You can extract data from an XML or (X)HTML document by using regexp. However as in many cases with techniques and systems – just because you can does not mean you should.
Regexp exists to work with plain text and that is what it does best. For structured data, as is the case with XML and (X)HTML, we have more suitable tools at our disposal.
The libraries you will see most often used in PHP are DOM and SimpleXML. There are others built in or existing in PECL and there is two popular external ones named PHP Simple HTML DOM Parser and QueryPath.
For this demonstration we will use DOM. It starts off by instantiating the DOM object and loading it with data.
$dom = new DOMdocument();
$dom->loadHTML($document);
Next is the matter of picking out our wanted nodes. In our use case we are looking for the src attribute of an image with the class this.

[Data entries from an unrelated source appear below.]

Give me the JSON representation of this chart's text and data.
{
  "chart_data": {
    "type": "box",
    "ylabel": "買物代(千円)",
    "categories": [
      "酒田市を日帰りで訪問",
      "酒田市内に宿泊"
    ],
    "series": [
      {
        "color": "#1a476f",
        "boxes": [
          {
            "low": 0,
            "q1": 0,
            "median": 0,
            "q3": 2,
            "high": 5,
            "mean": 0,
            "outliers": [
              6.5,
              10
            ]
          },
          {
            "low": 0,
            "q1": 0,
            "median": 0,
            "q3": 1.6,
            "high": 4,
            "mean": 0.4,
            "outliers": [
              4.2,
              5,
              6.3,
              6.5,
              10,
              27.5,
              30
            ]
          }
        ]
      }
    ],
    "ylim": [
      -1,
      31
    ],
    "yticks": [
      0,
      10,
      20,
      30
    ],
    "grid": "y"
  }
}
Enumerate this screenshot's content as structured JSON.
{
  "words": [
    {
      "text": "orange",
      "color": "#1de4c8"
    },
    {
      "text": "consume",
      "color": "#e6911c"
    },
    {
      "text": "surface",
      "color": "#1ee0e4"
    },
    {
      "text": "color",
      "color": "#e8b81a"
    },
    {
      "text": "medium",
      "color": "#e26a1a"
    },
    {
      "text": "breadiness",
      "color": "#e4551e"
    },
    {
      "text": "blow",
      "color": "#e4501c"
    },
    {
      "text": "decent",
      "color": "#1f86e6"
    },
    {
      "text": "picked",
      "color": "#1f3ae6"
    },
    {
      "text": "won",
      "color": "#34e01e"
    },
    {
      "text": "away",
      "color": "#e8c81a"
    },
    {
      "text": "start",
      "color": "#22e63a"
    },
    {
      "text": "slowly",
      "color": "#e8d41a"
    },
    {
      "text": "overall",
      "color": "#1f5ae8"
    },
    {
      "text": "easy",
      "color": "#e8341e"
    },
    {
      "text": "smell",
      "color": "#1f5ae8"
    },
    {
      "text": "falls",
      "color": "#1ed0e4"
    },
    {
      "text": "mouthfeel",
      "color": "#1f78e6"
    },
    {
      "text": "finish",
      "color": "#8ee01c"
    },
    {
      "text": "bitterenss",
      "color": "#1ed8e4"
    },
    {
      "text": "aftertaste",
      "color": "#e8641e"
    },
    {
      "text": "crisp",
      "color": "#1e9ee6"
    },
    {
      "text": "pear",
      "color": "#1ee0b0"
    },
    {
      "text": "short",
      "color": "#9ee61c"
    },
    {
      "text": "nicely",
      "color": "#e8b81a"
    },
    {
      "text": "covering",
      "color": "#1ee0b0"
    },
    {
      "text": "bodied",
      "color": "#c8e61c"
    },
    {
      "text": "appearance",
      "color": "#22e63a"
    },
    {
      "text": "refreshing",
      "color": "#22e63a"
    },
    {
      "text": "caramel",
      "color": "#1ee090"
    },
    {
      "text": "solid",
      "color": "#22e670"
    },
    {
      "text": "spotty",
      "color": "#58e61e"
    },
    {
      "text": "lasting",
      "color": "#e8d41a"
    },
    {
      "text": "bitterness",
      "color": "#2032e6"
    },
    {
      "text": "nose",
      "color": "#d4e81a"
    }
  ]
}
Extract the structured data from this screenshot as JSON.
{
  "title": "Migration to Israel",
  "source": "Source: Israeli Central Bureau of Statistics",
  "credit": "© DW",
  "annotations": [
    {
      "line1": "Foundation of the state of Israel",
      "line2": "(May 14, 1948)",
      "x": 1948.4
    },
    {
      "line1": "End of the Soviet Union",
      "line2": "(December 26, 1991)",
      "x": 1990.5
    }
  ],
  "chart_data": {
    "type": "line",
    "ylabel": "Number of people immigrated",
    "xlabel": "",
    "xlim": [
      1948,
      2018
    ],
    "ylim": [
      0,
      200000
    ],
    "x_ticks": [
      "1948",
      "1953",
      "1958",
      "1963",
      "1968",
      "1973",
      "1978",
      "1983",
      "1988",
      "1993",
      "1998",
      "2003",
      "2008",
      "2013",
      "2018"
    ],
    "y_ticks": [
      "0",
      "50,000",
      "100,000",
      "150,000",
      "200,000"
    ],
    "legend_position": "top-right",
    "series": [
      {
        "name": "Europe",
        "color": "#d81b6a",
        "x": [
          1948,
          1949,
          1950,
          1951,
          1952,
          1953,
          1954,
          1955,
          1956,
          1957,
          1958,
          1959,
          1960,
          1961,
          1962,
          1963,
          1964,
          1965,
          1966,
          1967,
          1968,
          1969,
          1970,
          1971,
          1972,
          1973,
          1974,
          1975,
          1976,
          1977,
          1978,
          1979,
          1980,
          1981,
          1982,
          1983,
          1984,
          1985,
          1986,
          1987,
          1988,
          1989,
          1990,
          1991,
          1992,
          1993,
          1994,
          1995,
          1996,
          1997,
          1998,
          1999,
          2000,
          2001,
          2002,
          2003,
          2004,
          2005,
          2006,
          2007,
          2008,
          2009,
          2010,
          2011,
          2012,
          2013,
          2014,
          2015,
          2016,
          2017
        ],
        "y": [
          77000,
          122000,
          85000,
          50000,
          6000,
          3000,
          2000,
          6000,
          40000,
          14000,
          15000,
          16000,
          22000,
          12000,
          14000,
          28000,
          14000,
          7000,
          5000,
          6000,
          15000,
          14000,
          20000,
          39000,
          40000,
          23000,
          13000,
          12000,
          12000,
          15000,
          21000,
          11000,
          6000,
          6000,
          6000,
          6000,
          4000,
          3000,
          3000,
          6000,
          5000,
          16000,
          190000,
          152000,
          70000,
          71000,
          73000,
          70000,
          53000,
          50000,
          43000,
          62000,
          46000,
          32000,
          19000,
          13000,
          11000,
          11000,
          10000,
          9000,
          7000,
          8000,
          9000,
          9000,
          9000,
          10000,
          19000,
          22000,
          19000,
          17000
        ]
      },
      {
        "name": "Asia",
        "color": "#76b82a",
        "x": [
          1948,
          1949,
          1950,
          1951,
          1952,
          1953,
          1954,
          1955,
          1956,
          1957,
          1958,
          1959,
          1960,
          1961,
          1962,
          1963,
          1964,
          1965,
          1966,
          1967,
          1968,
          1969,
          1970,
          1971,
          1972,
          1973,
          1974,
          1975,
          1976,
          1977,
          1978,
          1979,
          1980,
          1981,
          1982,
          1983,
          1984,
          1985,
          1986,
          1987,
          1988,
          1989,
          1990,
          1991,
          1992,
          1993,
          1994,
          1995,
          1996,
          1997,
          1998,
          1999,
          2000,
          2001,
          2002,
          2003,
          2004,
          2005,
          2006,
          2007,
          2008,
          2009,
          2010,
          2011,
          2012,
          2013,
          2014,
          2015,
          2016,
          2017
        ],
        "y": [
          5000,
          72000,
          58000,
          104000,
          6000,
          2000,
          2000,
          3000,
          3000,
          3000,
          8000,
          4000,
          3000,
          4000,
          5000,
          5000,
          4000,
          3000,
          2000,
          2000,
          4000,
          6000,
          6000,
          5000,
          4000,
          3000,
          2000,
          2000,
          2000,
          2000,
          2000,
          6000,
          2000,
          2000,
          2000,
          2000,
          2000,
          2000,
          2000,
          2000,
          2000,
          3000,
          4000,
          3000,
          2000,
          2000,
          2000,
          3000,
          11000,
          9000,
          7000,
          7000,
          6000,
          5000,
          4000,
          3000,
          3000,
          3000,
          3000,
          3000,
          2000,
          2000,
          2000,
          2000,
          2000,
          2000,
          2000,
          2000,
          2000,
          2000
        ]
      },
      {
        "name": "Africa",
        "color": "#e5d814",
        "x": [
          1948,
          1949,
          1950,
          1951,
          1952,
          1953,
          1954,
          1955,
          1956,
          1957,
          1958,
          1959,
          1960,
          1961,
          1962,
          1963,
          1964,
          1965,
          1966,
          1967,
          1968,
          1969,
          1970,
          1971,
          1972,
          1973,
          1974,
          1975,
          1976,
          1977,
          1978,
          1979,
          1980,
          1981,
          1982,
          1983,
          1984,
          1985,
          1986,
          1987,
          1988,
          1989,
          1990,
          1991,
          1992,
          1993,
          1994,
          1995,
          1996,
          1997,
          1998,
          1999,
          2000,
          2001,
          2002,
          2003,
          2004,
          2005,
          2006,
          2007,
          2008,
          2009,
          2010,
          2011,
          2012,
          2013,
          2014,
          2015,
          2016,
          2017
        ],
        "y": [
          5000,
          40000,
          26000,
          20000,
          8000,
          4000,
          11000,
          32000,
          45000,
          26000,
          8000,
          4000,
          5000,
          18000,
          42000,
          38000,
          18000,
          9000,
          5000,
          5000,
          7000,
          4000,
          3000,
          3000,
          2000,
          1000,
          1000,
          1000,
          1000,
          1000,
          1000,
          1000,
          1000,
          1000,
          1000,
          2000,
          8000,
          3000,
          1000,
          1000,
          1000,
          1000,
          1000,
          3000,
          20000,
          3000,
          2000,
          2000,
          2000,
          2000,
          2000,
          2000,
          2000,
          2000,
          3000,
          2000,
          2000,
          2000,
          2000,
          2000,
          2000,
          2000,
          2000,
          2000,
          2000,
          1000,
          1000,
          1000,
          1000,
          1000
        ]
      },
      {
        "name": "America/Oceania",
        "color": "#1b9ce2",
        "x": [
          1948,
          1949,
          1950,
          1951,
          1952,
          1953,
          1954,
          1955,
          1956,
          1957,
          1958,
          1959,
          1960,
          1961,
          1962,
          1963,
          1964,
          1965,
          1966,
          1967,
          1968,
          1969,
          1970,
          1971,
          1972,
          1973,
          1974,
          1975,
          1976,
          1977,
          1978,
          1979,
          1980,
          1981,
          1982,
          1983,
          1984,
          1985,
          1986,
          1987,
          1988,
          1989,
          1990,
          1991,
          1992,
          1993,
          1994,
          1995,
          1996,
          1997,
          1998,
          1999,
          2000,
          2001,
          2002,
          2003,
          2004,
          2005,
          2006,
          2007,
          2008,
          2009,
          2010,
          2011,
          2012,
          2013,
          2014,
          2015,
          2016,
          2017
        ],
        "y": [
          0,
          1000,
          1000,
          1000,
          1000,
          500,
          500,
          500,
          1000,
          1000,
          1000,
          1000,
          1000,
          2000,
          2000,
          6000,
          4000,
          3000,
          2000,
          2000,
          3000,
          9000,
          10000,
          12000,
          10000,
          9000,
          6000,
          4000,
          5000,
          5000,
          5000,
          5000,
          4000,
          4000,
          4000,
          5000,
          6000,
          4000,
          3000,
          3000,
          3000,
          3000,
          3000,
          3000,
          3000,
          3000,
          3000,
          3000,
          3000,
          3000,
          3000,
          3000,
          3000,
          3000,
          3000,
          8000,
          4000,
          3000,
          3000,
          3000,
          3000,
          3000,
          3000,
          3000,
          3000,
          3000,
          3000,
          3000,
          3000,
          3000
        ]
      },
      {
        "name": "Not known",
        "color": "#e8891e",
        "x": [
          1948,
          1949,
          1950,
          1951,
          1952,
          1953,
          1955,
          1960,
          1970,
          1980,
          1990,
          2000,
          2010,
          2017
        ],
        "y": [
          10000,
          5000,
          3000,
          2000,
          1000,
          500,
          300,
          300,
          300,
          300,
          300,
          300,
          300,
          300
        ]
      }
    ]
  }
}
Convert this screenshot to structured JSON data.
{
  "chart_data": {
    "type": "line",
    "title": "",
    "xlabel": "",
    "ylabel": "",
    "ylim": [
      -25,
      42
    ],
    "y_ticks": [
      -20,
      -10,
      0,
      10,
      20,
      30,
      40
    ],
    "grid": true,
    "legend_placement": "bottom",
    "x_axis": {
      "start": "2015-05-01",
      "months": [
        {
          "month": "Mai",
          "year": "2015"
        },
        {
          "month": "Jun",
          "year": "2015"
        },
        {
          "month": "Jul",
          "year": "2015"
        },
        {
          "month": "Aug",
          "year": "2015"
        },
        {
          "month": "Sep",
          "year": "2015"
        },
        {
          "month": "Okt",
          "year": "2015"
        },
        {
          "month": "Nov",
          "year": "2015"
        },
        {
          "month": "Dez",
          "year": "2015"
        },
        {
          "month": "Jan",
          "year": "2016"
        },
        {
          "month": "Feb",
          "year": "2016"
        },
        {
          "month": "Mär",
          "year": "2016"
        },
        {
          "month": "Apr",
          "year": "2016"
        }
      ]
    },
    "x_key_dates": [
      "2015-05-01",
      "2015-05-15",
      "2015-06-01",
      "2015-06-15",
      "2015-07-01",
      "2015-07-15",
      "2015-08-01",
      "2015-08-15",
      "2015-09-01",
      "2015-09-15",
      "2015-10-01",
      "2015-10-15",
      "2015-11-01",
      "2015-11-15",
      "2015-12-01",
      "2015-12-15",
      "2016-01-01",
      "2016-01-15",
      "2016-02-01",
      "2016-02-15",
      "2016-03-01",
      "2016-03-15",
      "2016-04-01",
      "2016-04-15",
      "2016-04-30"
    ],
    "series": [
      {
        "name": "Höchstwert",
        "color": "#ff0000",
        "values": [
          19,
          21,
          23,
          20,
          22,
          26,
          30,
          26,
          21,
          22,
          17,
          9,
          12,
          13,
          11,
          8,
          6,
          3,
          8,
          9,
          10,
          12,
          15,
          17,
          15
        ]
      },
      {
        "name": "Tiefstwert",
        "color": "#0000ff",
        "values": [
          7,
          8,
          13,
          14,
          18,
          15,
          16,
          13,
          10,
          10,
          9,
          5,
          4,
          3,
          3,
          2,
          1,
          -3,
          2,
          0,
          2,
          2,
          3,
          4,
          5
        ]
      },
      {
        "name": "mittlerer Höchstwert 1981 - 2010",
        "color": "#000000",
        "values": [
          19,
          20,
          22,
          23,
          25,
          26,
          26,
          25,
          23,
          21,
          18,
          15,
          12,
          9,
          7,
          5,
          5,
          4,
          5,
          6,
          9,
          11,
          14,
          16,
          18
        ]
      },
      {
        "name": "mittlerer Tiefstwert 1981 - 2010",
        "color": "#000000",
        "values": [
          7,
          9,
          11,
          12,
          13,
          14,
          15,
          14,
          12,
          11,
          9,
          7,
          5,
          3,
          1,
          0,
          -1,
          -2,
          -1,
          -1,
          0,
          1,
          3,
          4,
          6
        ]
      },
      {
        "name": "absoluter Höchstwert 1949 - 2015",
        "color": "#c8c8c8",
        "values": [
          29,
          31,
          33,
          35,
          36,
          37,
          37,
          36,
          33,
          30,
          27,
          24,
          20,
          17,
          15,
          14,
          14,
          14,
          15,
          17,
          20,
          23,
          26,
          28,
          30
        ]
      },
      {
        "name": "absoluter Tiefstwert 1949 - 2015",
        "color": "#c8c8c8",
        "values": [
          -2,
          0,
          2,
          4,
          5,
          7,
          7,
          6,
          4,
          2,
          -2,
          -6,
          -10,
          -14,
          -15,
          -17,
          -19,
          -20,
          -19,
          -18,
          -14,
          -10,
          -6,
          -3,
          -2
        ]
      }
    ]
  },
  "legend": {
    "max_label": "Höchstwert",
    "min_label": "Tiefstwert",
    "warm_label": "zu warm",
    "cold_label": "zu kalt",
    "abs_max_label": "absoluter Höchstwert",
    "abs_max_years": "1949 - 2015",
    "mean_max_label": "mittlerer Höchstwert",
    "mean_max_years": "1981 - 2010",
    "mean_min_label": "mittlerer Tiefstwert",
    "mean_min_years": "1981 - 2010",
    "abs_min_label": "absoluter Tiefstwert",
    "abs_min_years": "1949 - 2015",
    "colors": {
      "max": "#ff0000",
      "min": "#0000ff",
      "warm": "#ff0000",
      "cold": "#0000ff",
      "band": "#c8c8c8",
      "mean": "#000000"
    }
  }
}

The image can have multiple classes and so we need to be careful not to match against a static ‘this’ string.
One simple method to look up our data is to fetch all img elements and inspect them one by one until we find the desired class.
foreach ($dom->getElementsByTagName('img') as $node) {
if (!$node->hasAttribute('class') || !$node->hasAttribute('src')) {
continue;
}
if (preg_match('~\bthis\b~', $node->getAttribute('class'))) {
return $node->getAttribute('src');
}
}
It is simple to understand and we will find what we are looking for. However it is a performance hog; both because we are traversing an unknown number of elements in PHP and because we are still reverting to regexp for matching. Of course we could match the string more efficiently but then there is a tradeoff in readability.
There are better ways to skin this cat though. In XML we have a technique called XPath which is used to traverse and lookup data in structured DOMs. Think of it as jQuery’s Sizzle on speed.
$xpath = new DOMXpath($dom);
$nodes = $xpath->query('*/img[contains(@class, "this")]');
if ($nodes->length) {
return $nodes->item(0)->getAttribute('src');
}
This searches for an img tag which class attribute contains this. Now we are letting the C implementation do the heavy lifting and we have a much more performant solution. Though I must confess I have not benchmarked the difference.
Our solution uses the contains operator and this will match both this and notthis. Depending on our actual use case this can be a problem. I found a much more elegant solution to this by Jakob Westhoff.
$xpath = new DOMXpath($dom);
$nodes = $xpath->query('*/img[
contains(normalize-space(@class), " this ")
or substring(normalize-space(@class), 1, string-length("this") + 1) = "this "
or substring(normalize-space(@class), string-length(@class) - string-length("this")) = " this"
or @class = "this"
]');
if ($nodes->length) {
return $nodes->item(0)->getAttribute('src');
}
There we go – now it will only match the exact this class. Happy traversing!